JUSTICE. D'après des associations de défense de victimes de l'amiante, une "pluie de non-lieux" s'abat actuellement sur les dossiers emblématiques liés au scandale sanitaire. "Le ministère public et les juges d'instruction ont décidé d'un commun accord de se débarrasser de l'affaire", affirment-elles.
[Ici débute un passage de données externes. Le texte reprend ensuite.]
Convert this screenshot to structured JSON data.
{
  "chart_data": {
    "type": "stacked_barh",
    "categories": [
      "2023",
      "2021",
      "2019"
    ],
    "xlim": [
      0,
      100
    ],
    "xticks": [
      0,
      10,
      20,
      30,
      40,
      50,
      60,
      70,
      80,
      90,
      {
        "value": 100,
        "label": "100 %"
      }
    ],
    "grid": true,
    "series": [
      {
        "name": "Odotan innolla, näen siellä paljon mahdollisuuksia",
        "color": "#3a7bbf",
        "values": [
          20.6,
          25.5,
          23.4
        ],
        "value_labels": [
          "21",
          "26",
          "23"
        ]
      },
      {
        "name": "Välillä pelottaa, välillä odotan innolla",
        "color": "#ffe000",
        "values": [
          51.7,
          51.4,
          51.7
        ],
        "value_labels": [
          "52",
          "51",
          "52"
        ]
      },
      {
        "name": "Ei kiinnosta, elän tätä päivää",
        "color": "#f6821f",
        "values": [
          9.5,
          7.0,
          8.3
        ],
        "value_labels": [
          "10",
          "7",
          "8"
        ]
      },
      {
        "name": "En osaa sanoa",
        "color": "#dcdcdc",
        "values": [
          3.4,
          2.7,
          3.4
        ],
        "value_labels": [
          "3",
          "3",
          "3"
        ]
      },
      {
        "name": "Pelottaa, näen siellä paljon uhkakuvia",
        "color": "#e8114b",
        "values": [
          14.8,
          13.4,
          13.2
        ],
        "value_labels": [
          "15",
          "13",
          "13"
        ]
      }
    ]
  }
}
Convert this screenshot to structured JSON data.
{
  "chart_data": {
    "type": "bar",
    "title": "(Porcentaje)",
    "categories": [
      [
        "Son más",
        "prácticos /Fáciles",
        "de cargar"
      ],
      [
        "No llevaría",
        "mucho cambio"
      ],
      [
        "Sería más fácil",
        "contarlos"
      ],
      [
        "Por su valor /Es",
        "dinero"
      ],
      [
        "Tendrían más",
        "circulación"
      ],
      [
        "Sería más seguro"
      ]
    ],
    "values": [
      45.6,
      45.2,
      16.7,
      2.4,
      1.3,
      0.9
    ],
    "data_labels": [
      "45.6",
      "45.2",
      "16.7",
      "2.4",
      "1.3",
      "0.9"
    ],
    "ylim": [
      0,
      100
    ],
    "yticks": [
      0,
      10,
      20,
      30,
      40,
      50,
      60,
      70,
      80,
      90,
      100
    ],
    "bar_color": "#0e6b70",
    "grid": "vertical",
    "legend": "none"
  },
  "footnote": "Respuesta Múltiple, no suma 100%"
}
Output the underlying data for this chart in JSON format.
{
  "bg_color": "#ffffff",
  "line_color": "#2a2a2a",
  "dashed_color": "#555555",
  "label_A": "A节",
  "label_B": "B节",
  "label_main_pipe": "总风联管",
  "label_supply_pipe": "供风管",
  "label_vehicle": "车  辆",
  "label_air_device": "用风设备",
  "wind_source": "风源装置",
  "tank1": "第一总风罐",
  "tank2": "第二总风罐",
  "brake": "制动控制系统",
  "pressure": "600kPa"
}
Depuis plusieurs mois plane la menace d'un non-lieu généralisé pour de nombreux dossiers pénaux concernant le scandale de l'amiante. Une perspective qui a incité trois associations (1) à faire savoir leur indignation par communiqué de presse du 11 décembre 2017.

 

"Le ministère public et les juges d'instruction ont décidé d'un commun accord de se débarrasser de l'affaire de l'amiante en prononçant des non lieux dans toutes les affaires", peut-on y lire. "La série a commencé. Le 23 octobre un non lieu a été prononcé dans le dossier EDF (centrale d'Arjuzancx). Le 23 novembre, un non lieu a suivi dans le dossier Everite (usine de Bassens), filiale du groupe Saint-Gobain qui produisait de l'amiante-ciment. La série devrait se poursuivre dans les semaines qui viennent par le
dossier Eternit, autre entreprise de fabrication d'amiante-ciment, et le dossier Ferrodo/Valéo (usine de Condé sur Noireau)."

 

Un pourvoi pour excès de pouvoir a été déposé

 

Les associations cherchent également à déconstruire le principal argument utilisé pour justifier l'abandon des poursuites. A savoir qu'il est impossible de déterminer avec exactitude la date de l'intoxication à l'amiante. Il serait donc impossible de déterminer qui sont les responsables. "Cette affirmation scientifique, les juges et le parquet prétendent la trouver dans un rapport d'expertise dans lequel elle ne se trouve pas", assurent les associations. "L'intoxication n'y est en effet pas décrite comme un phénomène ponctuel, mais comme un phénomène qui se produit pendant toute la durée de l'exposition. Ce qui signifie que tous les responsables qui ont participé à l'exposition à l'amiante de la victime ont contribué à sa maladie. Le débat est ici purement scientifique, et les juges n'ont aucune compétence pour le trancher."

 

Les avocats des victimes ont demandé aux juges d'instruction de désiger un expert scientifique pour trancher la question. Demande refusée le 22 septembre dernier. "Le cabinet Dupond-Moretti & Vey [défendant les victimes, NDLR] a alors interjeté appel de la décision. Et par une ordonnance du 22 novembre, non susceptible de recours, le président de la chambre de l'instruction vient tout simplement de refuser de transmettre l'appel à la juridiction ! Les victimes sont ainsi interdites de contestation...", déplorent les associations de victimes. Mais la partie n'est peut-être pas terminée, puisqu'un pourvoi en cassation de nature exceptionnelle a été déposé : "pourvoi pour excès de pouvoir".

 

(1) L'Association des victimes de l'amiante et autres polluants (AVA), le Comité anti-amiante Jussieu et l'Ardeva Nord-Pas de Calais.